Today, Salon published an excerpt from a new book by writer Simon Head about Amazon’s appalling labor practices. Head has reported on workplace policies at both Walmart and Amazon. While previously he believed that Walmart was “the most egregiously ruthless corporation in America,” he now claims that Amazon is “a strong challenger for this dubious distinction.”

According to Head, the companies have much in common: state-of-the-art inventory systems, an ambitious global reach, a creepy corporate culture, and most disturbingly of all, cutthroat Taylorism and relentless employee surveillance. The piece contains several terrible stories of Amazon’s brutal mistreatment of workers. This episode, which took place in Allentown, Pennsylvania in 2011, is one of the worst:

The series revealed the lengths Amazon was prepared to go to keep costs down and output high and yielded a singular image of Amazon’s ruthlessness—ambulances stationed on hot days at the Amazon center to take employees suffering from heat stroke to the hospital. Despite the summer weather, there was no air-conditioning in the depot, and Amazon refused to let fresh air circulate by opening loading doors at either end of the depot—for fear of theft. Inside the plant there was no slackening of the pace, even as temperatures rose to more than 100 degrees.
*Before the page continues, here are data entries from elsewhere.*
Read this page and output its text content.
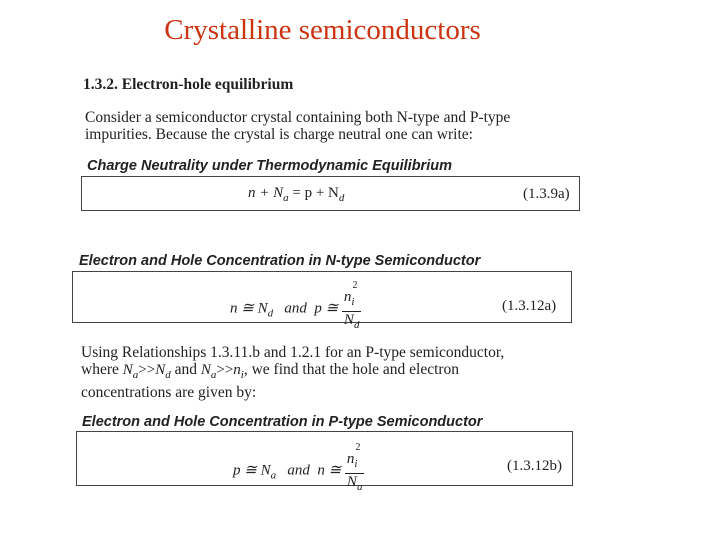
Crystalline semiconductors
1.3.2. Electron-hole equilibrium
Consider a semiconductor crystal containing both N-type and P-type
impurities. Because the crystal is charge neutral one can write:
Charge Neutrality under Thermodynamic Equilibrium
$n + N_a = p + N_d$	(1.3.9a)
Electron and Hole Concentration in N-type Semiconductor
n ≅ $N_d$ and p ≅ $\frac{n_i^2}{N_d}$	(1.3.12a)
Using Relationships 1.3.11.b and 1.2.1 for an P-type semiconductor,
where $N_a>>N_d$ and $N_a>>n_i$, we find that the hole and electron
concentrations are given by:
Electron and Hole Concentration in P-type Semiconductor
p ≅ $N_a$ and n ≅ $\frac{n_i^2}{N_a}$	(1.3.12b)
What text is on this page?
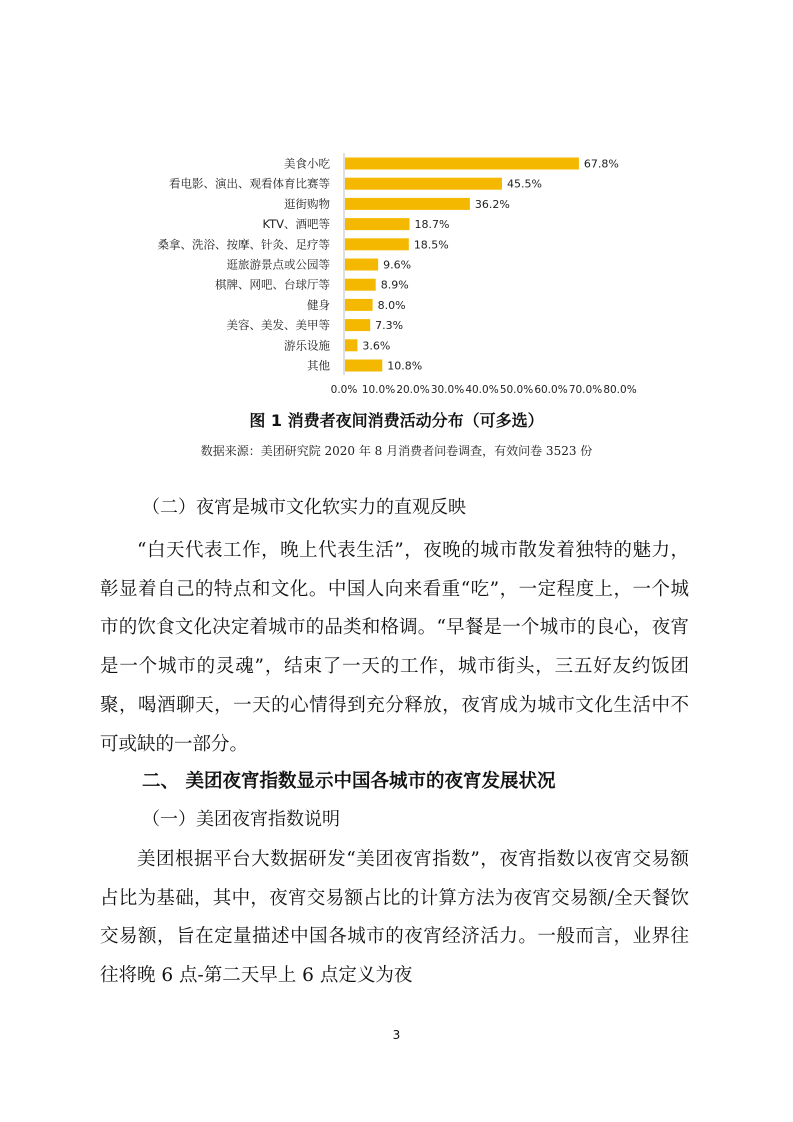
美食小吃	67.8%
看电影、演出、观看体育比赛等	45.5%
逛街购物	36.2%
KTV、酒吧等	18.7%
桑拿、洗浴、按摩、针灸、足疗等	18.5%
逛旅游景点或公园等	9.6%
棋牌、网吧、台球厅等	8.9%
健身	8.0%
美容、美发、美甲等	7.3%
游乐设施	3.6%
其他	10.8%
0.0% 10.0% 20.0% 30.0% 40.0% 50.0% 60.0% 70.0% 80.0%
图 1 消费者夜间消费活动分布（可多选）
数据来源：美团研究院 2020 年 8 月消费者问卷调查，有效问卷 3523 份
（二）夜宵是城市文化软实力的直观反映
“白天代表工作，晚上代表生活”，夜晚的城市散发着独特的魅力，彰显着自己的特点和文化。中国人向来看重“吃”，一定程度上，一个城市的饮食文化决定着城市的品类和格调。“早餐是一个城市的良心，夜宵是一个城市的灵魂”，结束了一天的工作，城市街头，三五好友约饭团聚，喝酒聊天，一天的心情得到充分释放，夜宵成为城市文化生活中不可或缺的一部分。
二、 美团夜宵指数显示中国各城市的夜宵发展状况
（一）美团夜宵指数说明
美团根据平台大数据研发“美团夜宵指数”，夜宵指数以夜宵交易额占比为基础，其中，夜宵交易额占比的计算方法为夜宵交易额/全天餐饮交易额，旨在定量描述中国各城市的夜宵经济活力。一般而言，业界往往将晚 6 点-第二天早上 6 点定义为夜
3
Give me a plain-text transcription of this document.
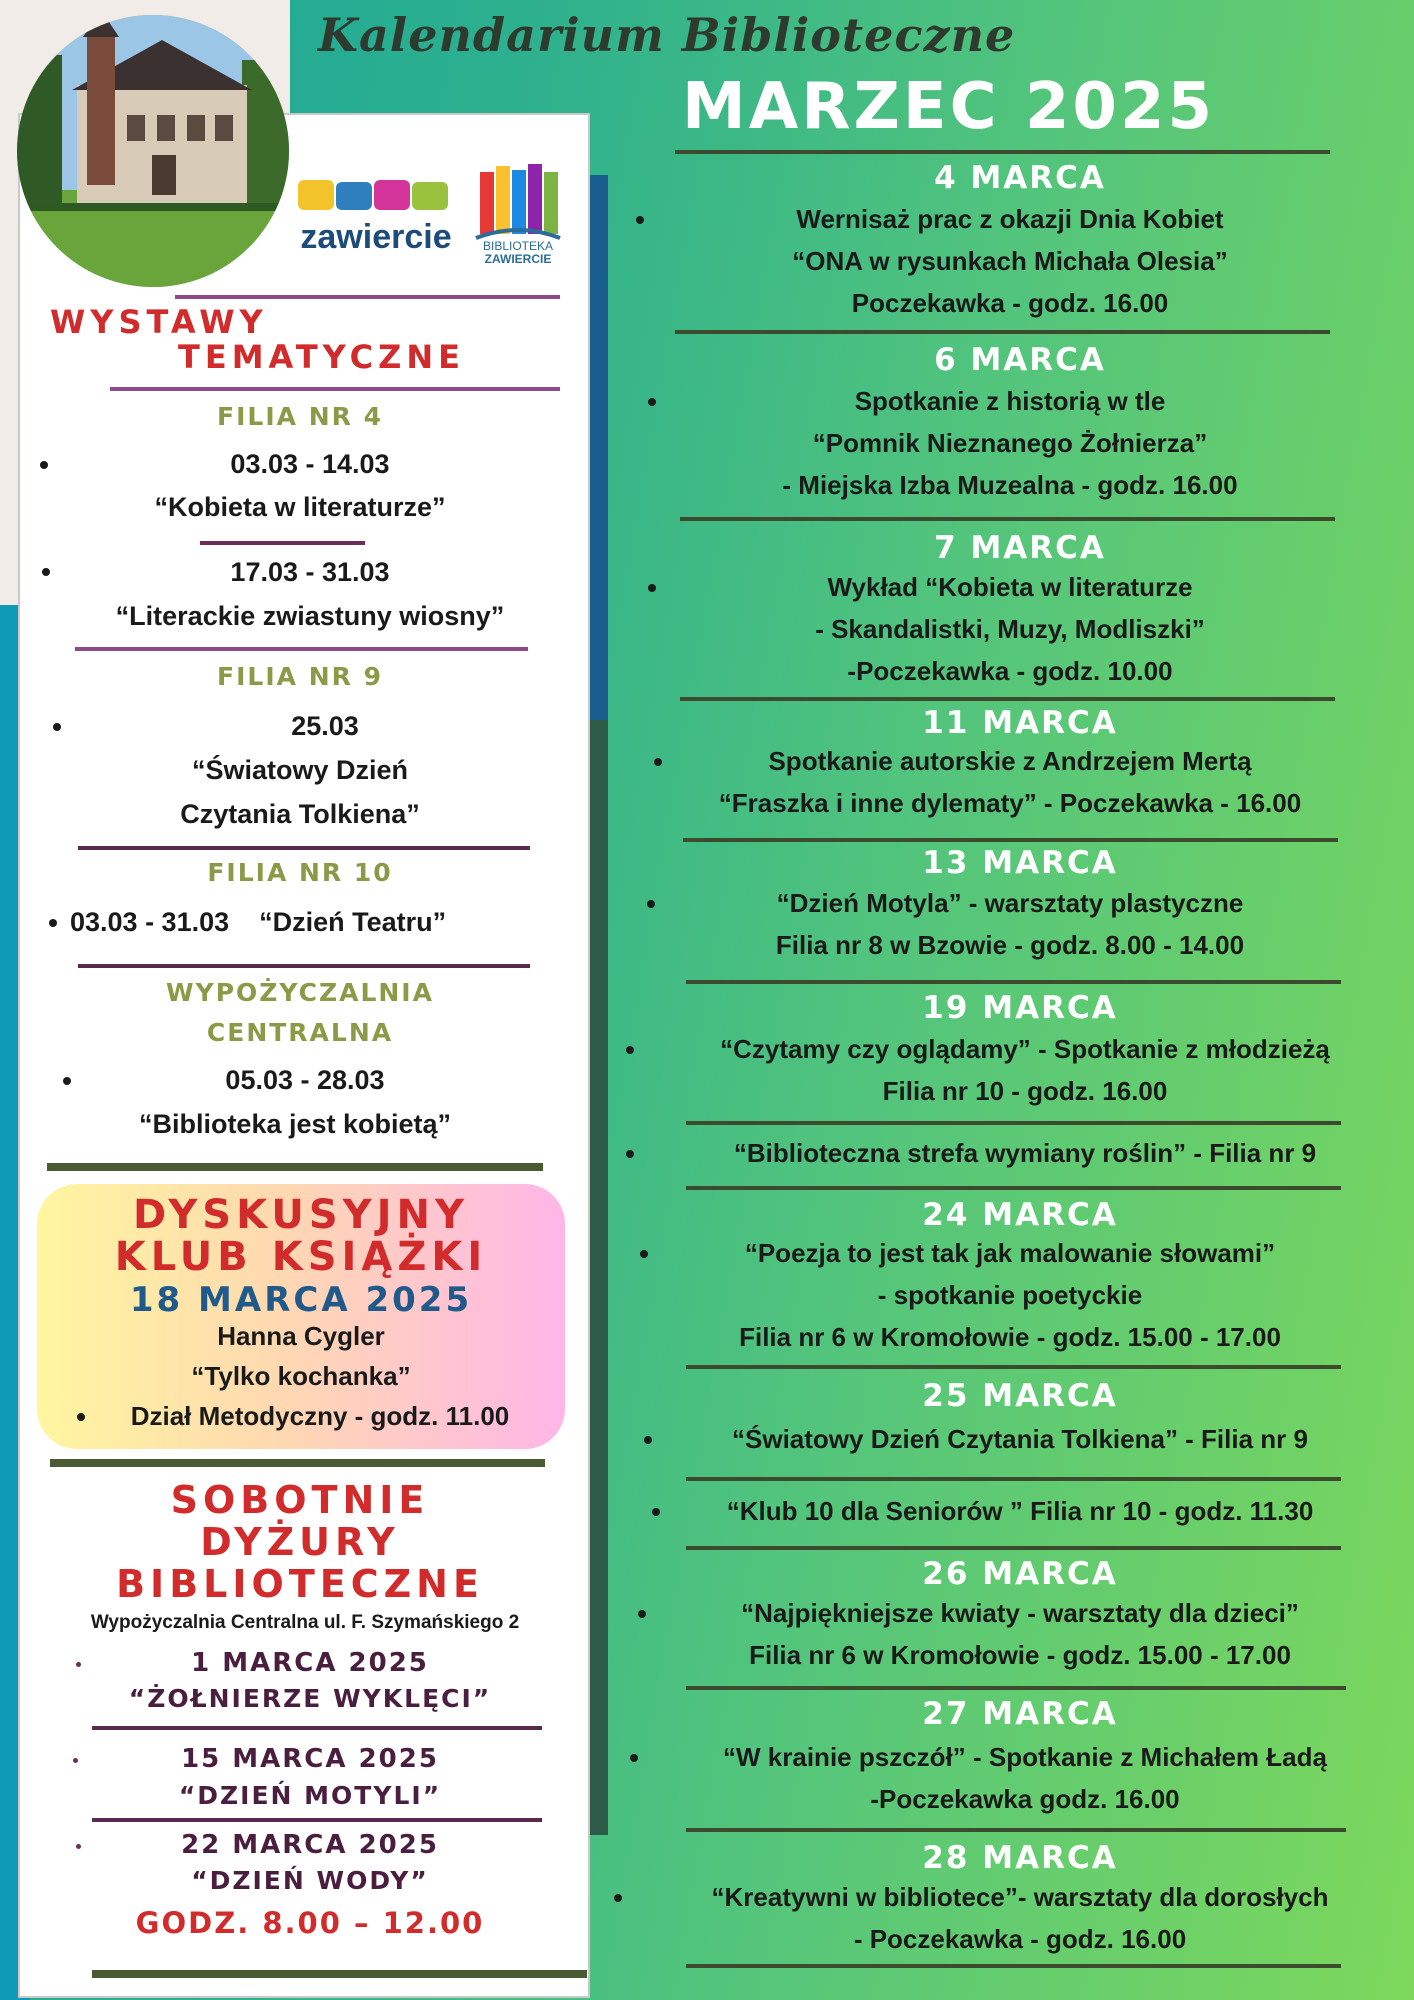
zawiercie	BIBLIOTEKA
ZAWIERCIE
Kalendarium Biblioteczne
MARZEC 2025
4 MARCA
Wernisaż prac z okazji Dnia Kobiet
“ONA w rysunkach Michała Olesia”
Poczekawka - godz. 16.00
6 MARCA
Spotkanie z historią w tle
“Pomnik Nieznanego Żołnierza”
- Miejska Izba Muzealna - godz. 16.00
7 MARCA
Wykład “Kobieta w literaturze
- Skandalistki, Muzy, Modliszki”
-Poczekawka - godz. 10.00
11 MARCA
Spotkanie autorskie z Andrzejem Mertą
“Fraszka i inne dylematy” - Poczekawka - 16.00
13 MARCA
“Dzień Motyla” - warsztaty plastyczne
Filia nr 8 w Bzowie - godz. 8.00 - 14.00
19 MARCA
“Czytamy czy oglądamy” - Spotkanie z młodzieżą
Filia nr 10 - godz. 16.00
“Biblioteczna strefa wymiany roślin” - Filia nr 9
24 MARCA
“Poezja to jest tak jak malowanie słowami”
- spotkanie poetyckie
Filia nr 6 w Kromołowie - godz. 15.00 - 17.00
25 MARCA
“Światowy Dzień Czytania Tolkiena” - Filia nr 9
“Klub 10 dla Seniorów ” Filia nr 10 - godz. 11.30
26 MARCA
“Najpiękniejsze kwiaty - warsztaty dla dzieci”
Filia nr 6 w Kromołowie - godz. 15.00 - 17.00
27 MARCA
“W krainie pszczół” - Spotkanie z Michałem Ładą
-Poczekawka godz. 16.00
28 MARCA
“Kreatywni w bibliotece”- warsztaty dla dorosłych
- Poczekawka - godz. 16.00
WYSTAWY
TEMATYCZNE
FILIA NR 4
03.03 - 14.03
“Kobieta w literaturze”
17.03 - 31.03
“Literackie zwiastuny wiosny”
FILIA NR 9
25.03
“Światowy Dzień
Czytania Tolkiena”
FILIA NR 10
03.03 - 31.03    “Dzień Teatru”
WYPOŻYCZALNIA
CENTRALNA
05.03 - 28.03
“Biblioteka jest kobietą”
DYSKUSYJNY
KLUB KSIĄŻKI
18 MARCA 2025
Hanna Cygler
“Tylko kochanka”
Dział Metodyczny - godz. 11.00
SOBOTNIE
DYŻURY
BIBLIOTECZNE
Wypożyczalnia Centralna ul. F. Szymańskiego 2
1 MARCA 2025
“ŻOŁNIERZE WYKLĘCI”
15 MARCA 2025
“DZIEŃ MOTYLI”
22 MARCA 2025
“DZIEŃ WODY”
GODZ. 8.00 – 12.00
On June 2, 2011, a warehouse employee contacted the US Occupational Safety and Health Administration to report that the heat index had reached 102 degrees in the warehouse and that fifteen workers had collapsed. On June 10 OSHA received a message on its complaints hotline from an emergency room doctor at the Lehigh Valley Hospital: “I’d like to report an unsafe environment with an Amazon facility in Fogelsville. . . . Several patients have come in the last couple of days with heat related injuries.”

On July 25, with temperatures in the depot reaching 110 degrees, a security guard reported to OSHA that Amazon was refusing to open garage doors to help air circulate and that he had seen two pregnant women taken to a nursing station. Calls to the local ambulance service became so frequent that for five hot days in June and July, ambulances and paramedics were stationed all day at the depot. Commenting on these developments, Vickie Mortimer, general manager of the warehouse, insisted that “the safety and welfare of our employees is our number-one priority at Amazon, and as general manager I take that responsibility seriously.” To this end, “Amazon brought 2,000 cooling bandannas which were given to every employee, and those in the dock/trailer yard received cooling vests.”

It’s fair to say that there are many progressives out there who would never dream of darkening the door of a Walmart, and yet also never give their Amazon Prime membership a second thought. I’m not necessarily advocating boycotting either place, but I am pointing out how strange it is that while Walmart has a deservedly terrible reputation among most progressives, no such infamy clings to Amazon. Yet it, too, is one of the worst employers in America.

It’s highly likely that one reason why Walmart’s bad reputation sticks and Amazon’s doesn’t is the respective class signifiers of these two brands. Walmart is a downscale retailer for poor and working class folks, while Amazon has always been pitched to a more upscale demographic and was originally associated with a classy product (books), although of course it now sells everything.

At any rate, Amazon’s heinous labor practices should be far better known, and it’s something people should at least think about when making the decision to shop there.